Earlier today, Coalition founder & president Jonathan Bydlak released the following statement on the American Healthcare Act (AHCA).
Later this evening, the House of Representatives is expected to vote on the American Healthcare Act (AHCA).
As you know, we’ve been outspoken about the issues with this legislation from day one.
And while we acknowledge that the leadership’s bill would make some important progress, I remain deeply concerned.
As supporters of the bill note, the legislation would increase health savings accounts (HSAs) and swap the individual mandate with “continuous coverage” provisions, while promising to eventually roll back the expensive Medicaid expansion.
Representatives who decide that the pros of this bill outweigh the cons (or that the AHCA is the best we can do!) will not have violated the Coalition’s pledge.
However, I would be remiss if I did not note the very real issues with this framework.
While the bill is a net spending cut, it also does little to control healthcare costs over the medium to long term and essentially creates a new entitlement.

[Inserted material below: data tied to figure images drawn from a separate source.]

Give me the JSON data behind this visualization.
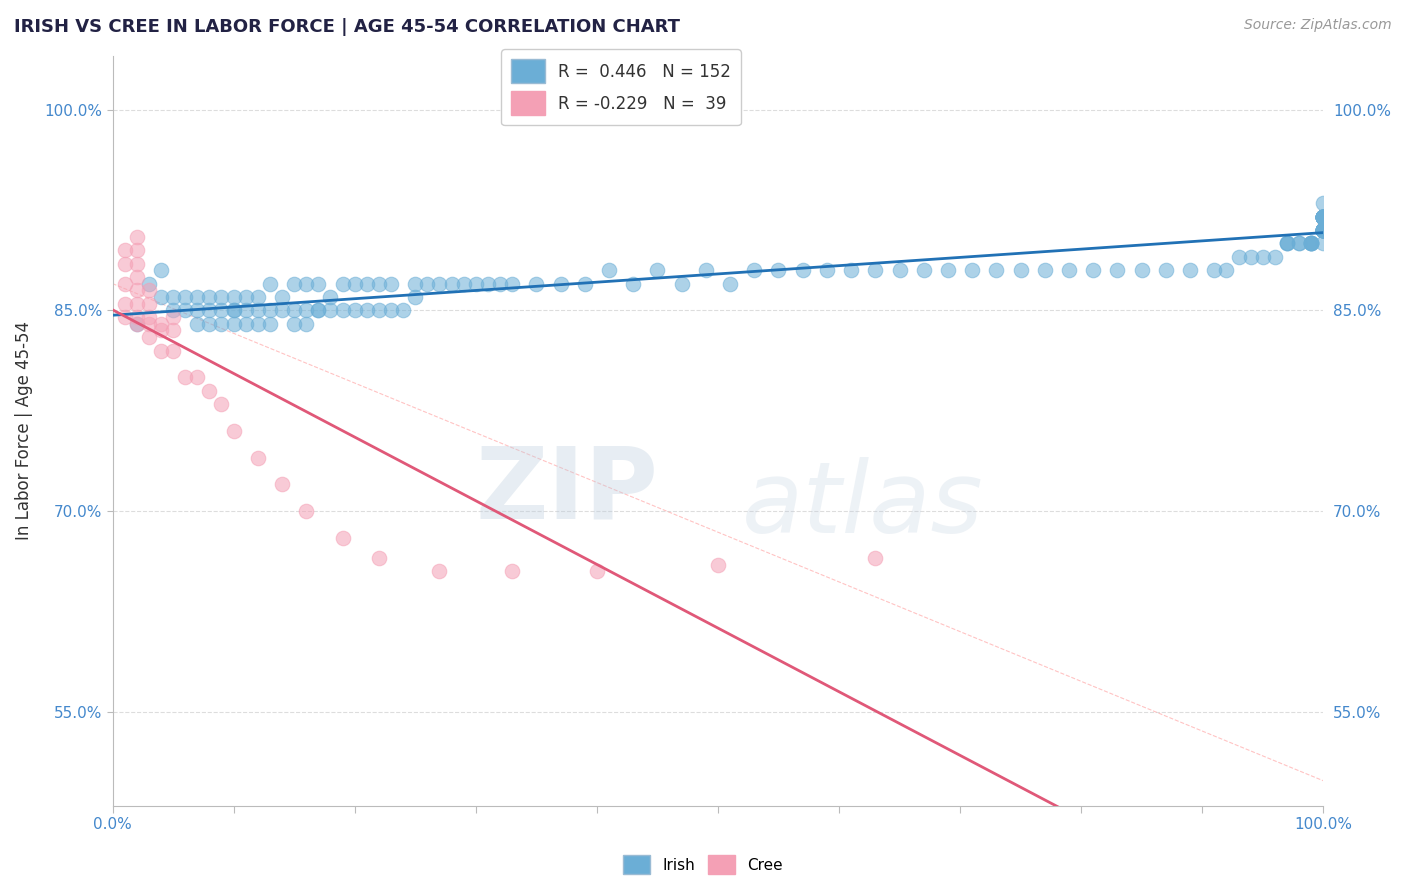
{
  "title": "IRISH VS CREE IN LABOR FORCE | AGE 45-54 CORRELATION CHART",
  "source": "Source: ZipAtlas.com",
  "ylabel": "In Labor Force | Age 45-54",
  "xlim": [
    0.0,
    1.0
  ],
  "ylim": [
    0.48,
    1.04
  ],
  "yticks": [
    0.55,
    0.7,
    0.85,
    1.0
  ],
  "ytick_labels": [
    "55.0%",
    "70.0%",
    "85.0%",
    "100.0%"
  ],
  "xtick_positions": [
    0.0,
    0.1,
    0.2,
    0.3,
    0.4,
    0.5,
    0.6,
    0.7,
    0.8,
    0.9,
    1.0
  ],
  "xtick_labels_sparse": {
    "0.0": "0.0%",
    "1.0": "100.0%"
  },
  "irish_R": 0.446,
  "irish_N": 152,
  "cree_R": -0.229,
  "cree_N": 39,
  "irish_color": "#6BAED6",
  "cree_color": "#F4A0B5",
  "irish_line_color": "#2171B5",
  "cree_line_color": "#E05878",
  "diag_line_color": "#F4A0B5",
  "title_color": "#222244",
  "source_color": "#999999",
  "label_color": "#4488CC",
  "background_color": "#FFFFFF",
  "grid_color": "#DDDDDD",
  "irish_x": [
    0.02,
    0.03,
    0.04,
    0.04,
    0.05,
    0.05,
    0.06,
    0.06,
    0.07,
    0.07,
    0.07,
    0.08,
    0.08,
    0.08,
    0.09,
    0.09,
    0.09,
    0.1,
    0.1,
    0.1,
    0.1,
    0.11,
    0.11,
    0.11,
    0.12,
    0.12,
    0.12,
    0.13,
    0.13,
    0.13,
    0.14,
    0.14,
    0.15,
    0.15,
    0.15,
    0.16,
    0.16,
    0.16,
    0.17,
    0.17,
    0.17,
    0.18,
    0.18,
    0.19,
    0.19,
    0.2,
    0.2,
    0.21,
    0.21,
    0.22,
    0.22,
    0.23,
    0.23,
    0.24,
    0.25,
    0.25,
    0.26,
    0.27,
    0.28,
    0.29,
    0.3,
    0.31,
    0.32,
    0.33,
    0.35,
    0.37,
    0.39,
    0.41,
    0.43,
    0.45,
    0.47,
    0.49,
    0.51,
    0.53,
    0.55,
    0.57,
    0.59,
    0.61,
    0.63,
    0.65,
    0.67,
    0.69,
    0.71,
    0.73,
    0.75,
    0.77,
    0.79,
    0.81,
    0.83,
    0.85,
    0.87,
    0.89,
    0.91,
    0.92,
    0.93,
    0.94,
    0.95,
    0.96,
    0.97,
    0.97,
    0.97,
    0.98,
    0.98,
    0.99,
    0.99,
    0.99,
    0.99,
    0.99,
    1.0,
    1.0,
    1.0,
    1.0,
    1.0,
    1.0,
    1.0,
    1.0,
    1.0,
    1.0,
    1.0,
    1.0,
    1.0,
    1.0,
    1.0,
    1.0,
    1.0,
    1.0,
    1.0,
    1.0,
    1.0,
    1.0,
    1.0,
    1.0,
    1.0,
    1.0,
    1.0,
    1.0,
    1.0,
    1.0,
    1.0,
    1.0,
    1.0,
    1.0,
    1.0,
    1.0,
    1.0,
    1.0,
    1.0,
    1.0,
    1.0,
    1.0
  ],
  "irish_y": [
    0.84,
    0.87,
    0.86,
    0.88,
    0.85,
    0.86,
    0.85,
    0.86,
    0.84,
    0.85,
    0.86,
    0.84,
    0.85,
    0.86,
    0.84,
    0.85,
    0.86,
    0.84,
    0.85,
    0.85,
    0.86,
    0.84,
    0.85,
    0.86,
    0.84,
    0.85,
    0.86,
    0.84,
    0.85,
    0.87,
    0.85,
    0.86,
    0.84,
    0.85,
    0.87,
    0.84,
    0.85,
    0.87,
    0.85,
    0.85,
    0.87,
    0.85,
    0.86,
    0.85,
    0.87,
    0.85,
    0.87,
    0.85,
    0.87,
    0.85,
    0.87,
    0.85,
    0.87,
    0.85,
    0.86,
    0.87,
    0.87,
    0.87,
    0.87,
    0.87,
    0.87,
    0.87,
    0.87,
    0.87,
    0.87,
    0.87,
    0.87,
    0.88,
    0.87,
    0.88,
    0.87,
    0.88,
    0.87,
    0.88,
    0.88,
    0.88,
    0.88,
    0.88,
    0.88,
    0.88,
    0.88,
    0.88,
    0.88,
    0.88,
    0.88,
    0.88,
    0.88,
    0.88,
    0.88,
    0.88,
    0.88,
    0.88,
    0.88,
    0.88,
    0.89,
    0.89,
    0.89,
    0.89,
    0.9,
    0.9,
    0.9,
    0.9,
    0.9,
    0.9,
    0.9,
    0.9,
    0.9,
    0.9,
    0.9,
    0.91,
    0.91,
    0.91,
    0.91,
    0.91,
    0.91,
    0.91,
    0.91,
    0.91,
    0.91,
    0.91,
    0.91,
    0.91,
    0.91,
    0.91,
    0.91,
    0.91,
    0.91,
    0.92,
    0.92,
    0.92,
    0.92,
    0.92,
    0.92,
    0.92,
    0.92,
    0.92,
    0.92,
    0.92,
    0.92,
    0.92,
    0.92,
    0.92,
    0.92,
    0.92,
    0.92,
    0.92,
    0.93,
    0.92,
    0.92,
    0.92
  ],
  "cree_x": [
    0.01,
    0.01,
    0.01,
    0.01,
    0.01,
    0.02,
    0.02,
    0.02,
    0.02,
    0.02,
    0.02,
    0.02,
    0.02,
    0.03,
    0.03,
    0.03,
    0.03,
    0.03,
    0.04,
    0.04,
    0.04,
    0.05,
    0.05,
    0.05,
    0.06,
    0.07,
    0.08,
    0.09,
    0.1,
    0.12,
    0.14,
    0.16,
    0.19,
    0.22,
    0.27,
    0.33,
    0.4,
    0.5,
    0.63
  ],
  "cree_y": [
    0.845,
    0.855,
    0.87,
    0.885,
    0.895,
    0.84,
    0.845,
    0.855,
    0.865,
    0.875,
    0.885,
    0.895,
    0.905,
    0.83,
    0.84,
    0.845,
    0.855,
    0.865,
    0.82,
    0.835,
    0.84,
    0.82,
    0.835,
    0.845,
    0.8,
    0.8,
    0.79,
    0.78,
    0.76,
    0.74,
    0.72,
    0.7,
    0.68,
    0.665,
    0.655,
    0.655,
    0.655,
    0.66,
    0.665
  ]
}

What’s more, it replaces Obamacare’s individual mandate with a provision that simply burdens insurance companies and consumers by a different method, while keeping alive many costly regulations that are threatening the stability of the market to begin with.
Even if every spending cut proposed in this legislation comes to pass, the bill fundamentally fails to control healthcare costs that are increasingly burdening taxpayers.

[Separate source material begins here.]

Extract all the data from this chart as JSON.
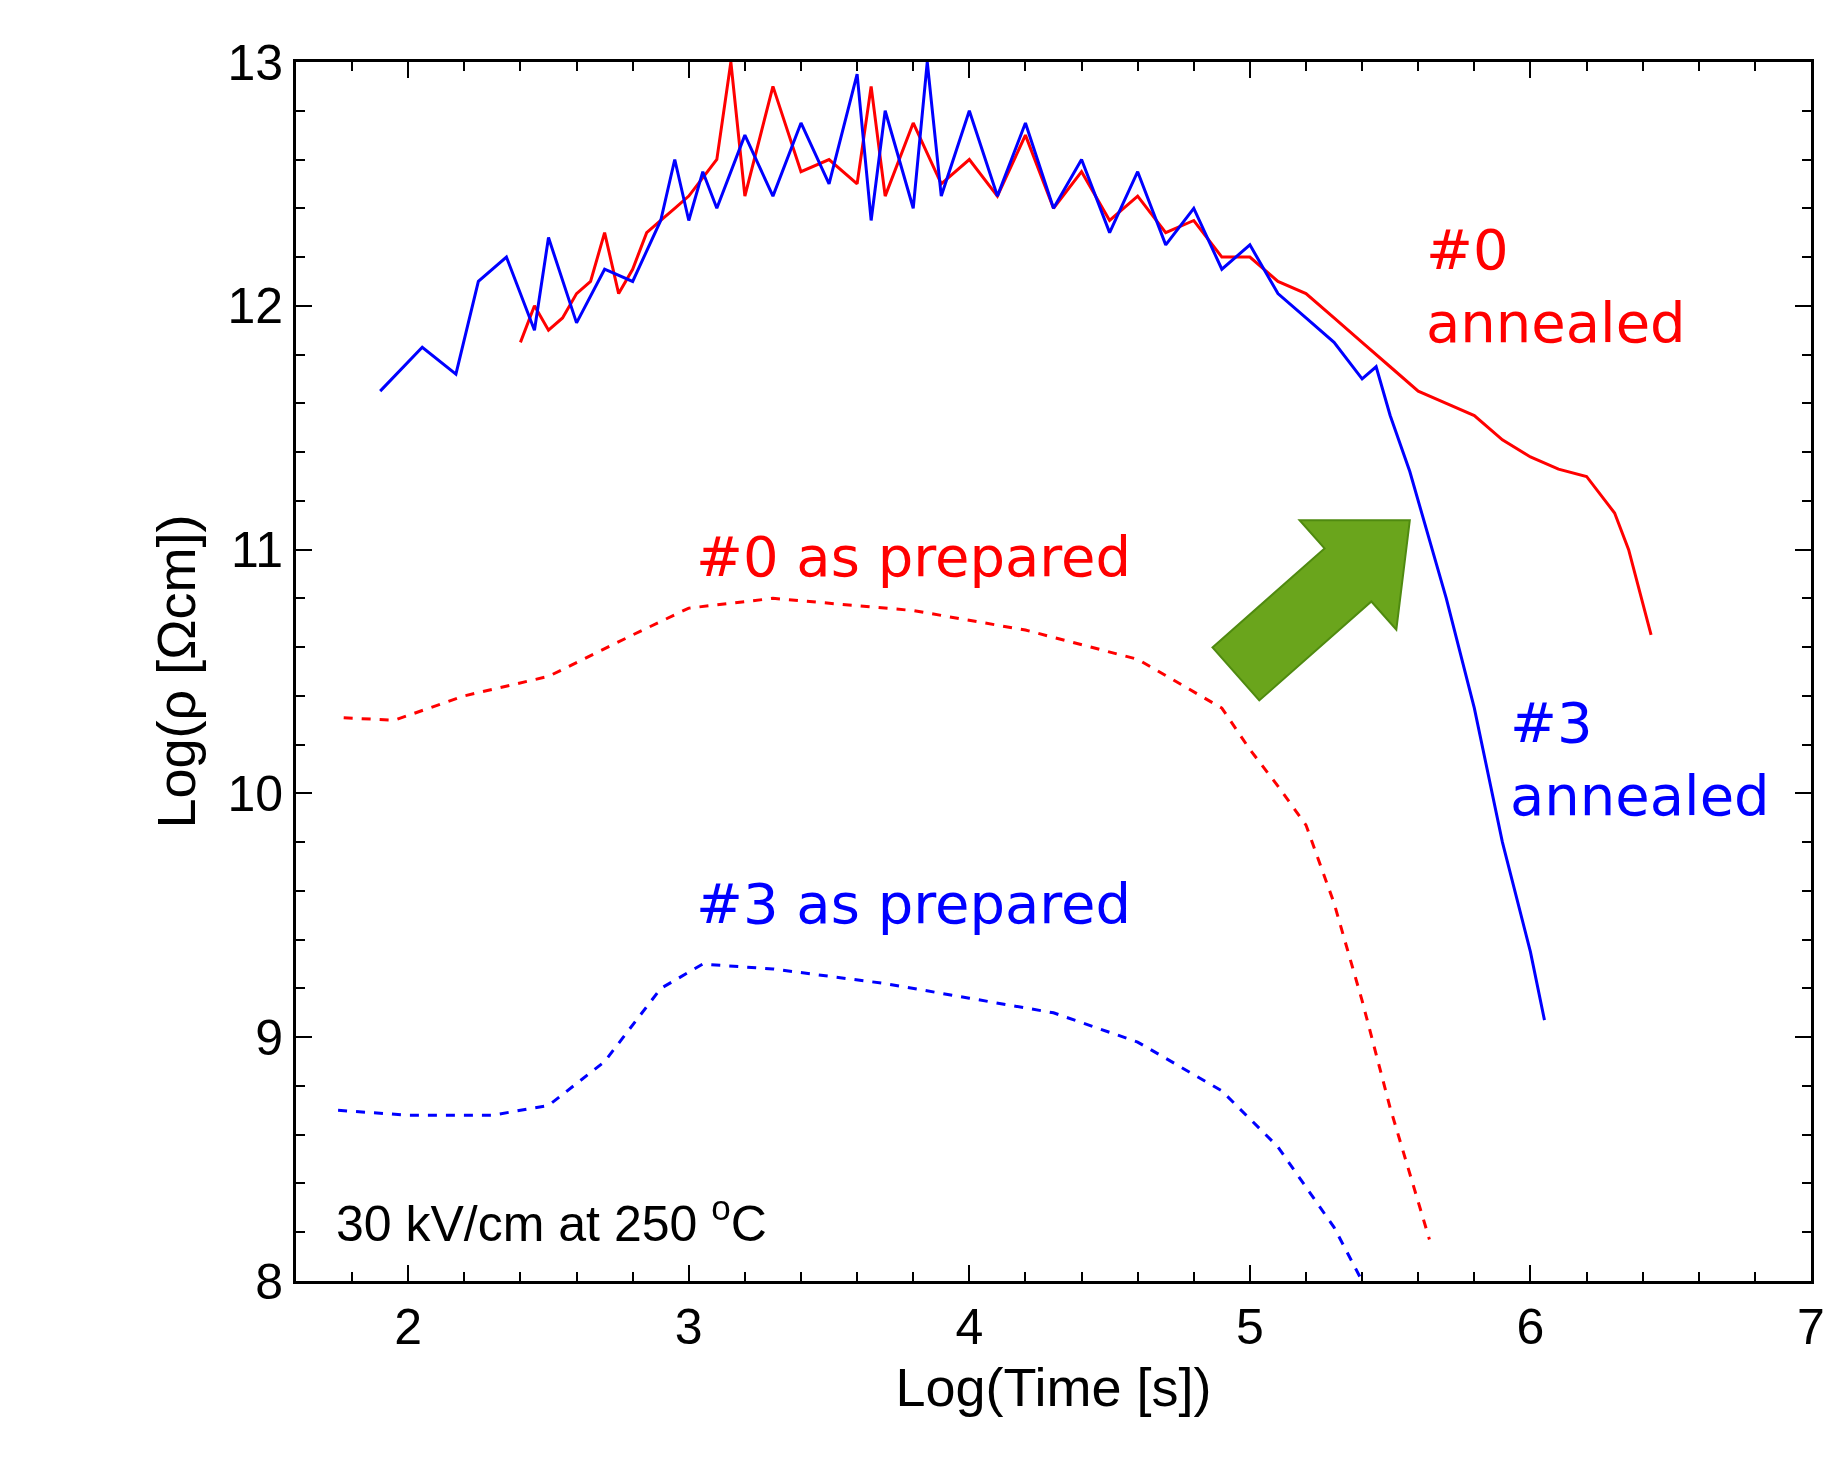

At best, this is a missed opportunity — at worst, it’s bad policy and a net loss for the country as the essential framework of the Affordable Care Act is kept alive without significant attempts to deal with underlying problems.
While leadership insists that this legislation does all that is possible in a Reconciliation bill and that further reforms are coming soon, both assumptions warrant serious skepticism.
Too often, fiscal conservatives are promised spending cuts down the road in exchange for new spending or bigger government today.
As the saying goes, fool me once…
Barring significant changes, we urge Members of Congress to oppose the AHCA.